Indeed, agencies have been sued for failing to adopt regulations. For instance, the Clean Air Act (CAA) requires the Environmental Protection Agency (EPA) to set emission standards for “any air pollutant” from motor vehicles or motor vehicle engines “which in his judgment cause[s], or contribute[s] to, air pollution which may reasonably be anticipated to endanger public health or welfare.” In 2003, under President George W. Bush, the EPA declined to set greenhouse gas (GHG) emissions standards for vehicles.
Several states, including California, brought suit against the EPA, arguing that the CAA mandated that the regulations be adopted. The Supreme Court, in a 5-4 decision, ruled that the agency could not avoid its authority to regulate green-house gases that contribute to global climate change unless it could provide a scientific basis for its refusal.
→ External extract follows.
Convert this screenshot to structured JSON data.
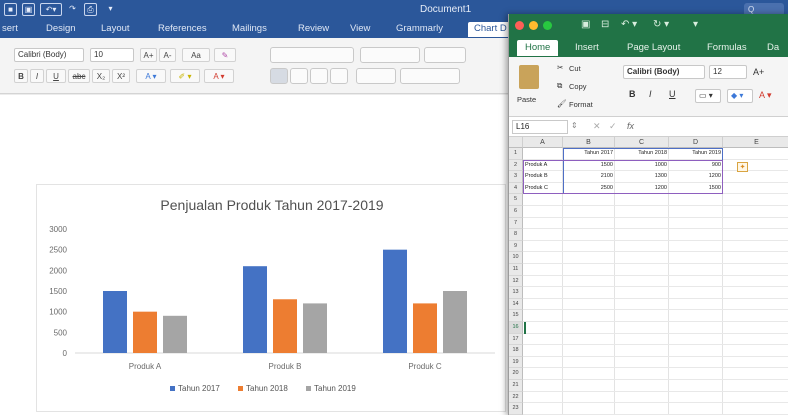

In 2010, new regulations were adopted.
Even if an agency is not required to issue certain regulations, it is time-consuming and difficult to repeal regulations. First, an agency must follow a specific process, allowing for public notice and the opportunity to comment on the proposed repeal. Depending on the complexity of the proposed repeal, this process could take years to complete. Second, an agency must have some basis for repealing a regulation. It must establish why a rule deemed necessary in 2010, is no longer necessary in 2016. Courts have not accepted “the president told me to” as a basis for repeal.
In the end, while Trump may want to roll back regulations — which is a noble cause — his ability to do is not absolute and may run afoul of Congress and existing law. It is a promise he is unlikely to be able to keep.
James Scafide, who primarily teaches business associations at the Santa Barbara and Ventura Colleges of Law (COL), is principal of the Scafide Law Firm, a full-service law firm focusing on business law and located in in Santa Barbara.